La visita del Santo Padre in Giordania arriva in un momento delicato in cui il nuovo Presidente degli Stati Uniti ha dato segnali di apertura verso la risoluzione della crisi mediorientale, ma ha detto al tempo stesso un fermo no al terrorismo.
Da moderata non posso che rallegrarmi delle parole di Benedetto XVI, parole di pace e di comprensione, di apertura e di dialogo. Parole di un fine teologo che ha messo al centro del proprio mandato i diritti inalienabili dell’uomo, la solidarietà, la misericordia, la sacralità della vita.

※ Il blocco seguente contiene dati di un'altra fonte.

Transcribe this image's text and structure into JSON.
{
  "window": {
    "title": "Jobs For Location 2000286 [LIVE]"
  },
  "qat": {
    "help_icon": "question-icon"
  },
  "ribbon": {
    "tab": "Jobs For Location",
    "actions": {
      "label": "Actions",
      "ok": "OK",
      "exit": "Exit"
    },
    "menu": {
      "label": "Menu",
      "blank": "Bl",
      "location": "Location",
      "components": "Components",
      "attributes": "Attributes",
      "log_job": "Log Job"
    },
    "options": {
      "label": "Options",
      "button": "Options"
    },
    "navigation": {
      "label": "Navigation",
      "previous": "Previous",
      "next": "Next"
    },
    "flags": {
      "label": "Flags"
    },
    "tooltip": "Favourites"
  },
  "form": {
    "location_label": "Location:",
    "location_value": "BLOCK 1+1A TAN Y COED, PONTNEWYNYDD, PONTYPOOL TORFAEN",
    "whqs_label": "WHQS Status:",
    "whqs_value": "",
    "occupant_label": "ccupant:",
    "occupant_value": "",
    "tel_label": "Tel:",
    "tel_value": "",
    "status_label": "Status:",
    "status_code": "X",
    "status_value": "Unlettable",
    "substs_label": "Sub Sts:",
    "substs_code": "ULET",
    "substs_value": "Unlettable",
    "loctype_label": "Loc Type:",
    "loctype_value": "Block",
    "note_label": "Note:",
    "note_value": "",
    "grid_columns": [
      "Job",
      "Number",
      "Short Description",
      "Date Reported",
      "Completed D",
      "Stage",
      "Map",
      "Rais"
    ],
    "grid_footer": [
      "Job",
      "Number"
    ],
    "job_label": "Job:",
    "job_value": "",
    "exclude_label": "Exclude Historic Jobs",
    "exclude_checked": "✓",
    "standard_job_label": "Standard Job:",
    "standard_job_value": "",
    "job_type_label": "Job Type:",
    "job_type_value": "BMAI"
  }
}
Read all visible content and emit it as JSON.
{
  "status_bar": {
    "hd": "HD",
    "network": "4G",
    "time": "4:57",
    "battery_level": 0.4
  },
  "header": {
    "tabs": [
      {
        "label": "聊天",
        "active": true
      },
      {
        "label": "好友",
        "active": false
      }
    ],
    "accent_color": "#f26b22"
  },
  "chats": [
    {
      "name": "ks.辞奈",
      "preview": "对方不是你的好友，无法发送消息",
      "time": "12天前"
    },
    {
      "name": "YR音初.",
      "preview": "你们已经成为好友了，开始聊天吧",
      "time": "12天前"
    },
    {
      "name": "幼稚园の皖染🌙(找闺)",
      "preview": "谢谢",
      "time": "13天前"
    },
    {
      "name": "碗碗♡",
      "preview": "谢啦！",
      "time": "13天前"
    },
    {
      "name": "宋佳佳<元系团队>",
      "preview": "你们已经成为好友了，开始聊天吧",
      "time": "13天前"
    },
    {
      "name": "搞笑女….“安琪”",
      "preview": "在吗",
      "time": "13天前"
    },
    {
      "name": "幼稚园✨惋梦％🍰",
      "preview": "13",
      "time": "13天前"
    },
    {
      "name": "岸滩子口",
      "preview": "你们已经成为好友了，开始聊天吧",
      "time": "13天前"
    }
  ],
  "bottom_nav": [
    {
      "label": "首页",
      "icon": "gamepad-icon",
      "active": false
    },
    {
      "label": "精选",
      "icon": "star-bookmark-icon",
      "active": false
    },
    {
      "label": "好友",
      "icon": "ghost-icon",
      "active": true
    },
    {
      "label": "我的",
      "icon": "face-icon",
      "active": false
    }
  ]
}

Nelle sue prime dichiarazioni il Papa ha sottolineato l’importanza del dialogo tra le grandi religioni monoteiste ammonendo contro l’estremismo e una certa strumentalizzazione della religione. Ricordando che “viene sfigurata quando viene costretta a servire l’ignoranza e il pregiudizio, il disprezzo, la violenza e l’abuso”.
Ma quello che mi sembra significativo sottolineare è il suo appello allo spirito, alla forza spirituale in grado di unire tutti gli uomini in un futuro comune di pace, appello lanciato dal monte Nebo, dove si schiudono le porte della Terrasanta, dove Mosé vide la Terra promessa. Un luogo altamente simbolico, una cerniera proiettata verso il futuro. Una grande via di comunicazione, la prima e la più importante.
Le parole del Papa fanno appello alla bontà dell’essere umano, contro ogni forma di sopruso e di violenza: plaudo alle sue posizioni contro la temibile avanzata di quell’estremismo figlio di un nichilismo ipocrita che vuole annientare ogni forma di comprensione e ogni progetto di convivenza.
Ecco perché oggi ribadisco il mio fermo no al terrore, alla violenza, all’estremismo, alla prepotenza dell’uomo sull’uomo. Dico no a chi sventola la testa delle donne come una bandiera politica, no all’imposizione di un velo che non ha nulla a che vedere con la dottrina islamica, no al nazi-fascismo islamico che vede il mondo come un territorio di conquista da segregare entro griglie semantiche. La violenza che prende i precetti religiosi come proprio fondamento è incompatibile con ogni forma di dialogo perché si appella a un primato ontologico assoluto.
Si parla tanto di scontro di civiltà, ma spesso non ci si accorge che si tratta di una cartina di tornasole: la battaglia vera, forte, in atto, è quella tra moderati musulmani ed estremisti musulmani, cruciale per la salvaguardia dei diritti fondamentali dell’uomo che oggi sono messi in discussione.
Non capisco quelli che vanno a braccetto con personaggi come Karzai o Ahmadinejad: temo di dovere affermare che il dialogo con i talebani sia una partita persa in partenza, perché non esiste peggior sordo di chi non vuol sentire. Ma se qualcuno di quei signori vuole dimostrarci il contrario, saremo contenti di ascoltarlo, com’è nostra abitudine fare con chi è disposto a sedersi per ascoltare e parlare civilmente.
Credo che le parole del Papa abbiano dato un segnale forte di impegno in nome della fratellanza, un segnale che si appella al Dio da cui tutti veniamo. Un padre grande e misericordioso che ama i suoi figli indistintamente. E’ questo il messaggio più importante di Benedetto XVI in un momento in cui il mondo intero è scosso da eventi luttuosi, guerre, povertà, tensioni sociali. Un messaggio che dà speranza e invita ad agire per il bene comune. Un messaggio che noi moderati accogliamo con gioia e che ci sprona a lavorare più intensamente.
Il prossimo Meeting annuale di Comunione e Liberazione in programma a Rimini verterà sul dialogo tra le culture: io ci sarò per celebrare l’alba di una nuova stagione di comprensione. Sono sicura che si tratta di un’ottima occasione per porre le basi per una riflessione pacata e ponderata su come rafforzare in seno al mondo arabo il pensiero di noi moderati, ormai stufi di essere presi di mira, attaccati, derisi o, peggio ancora, ignorati da un nichilismo sovversivo e violento che non dovrebbe avere alcun margine in un mondo civile.
Ha ragione Aamin Malouf quando dice che “la violenza ha dimostrato che non può risolvere nessun problema”. E’ necessario sedersi assieme per trovare una soluzione definitiva alla questione mediorientale. E, riprendendo le sue parole, “in questo contesto diventa essenziale il ruolo di un’autorità morale che crei punti di riconciliazione”.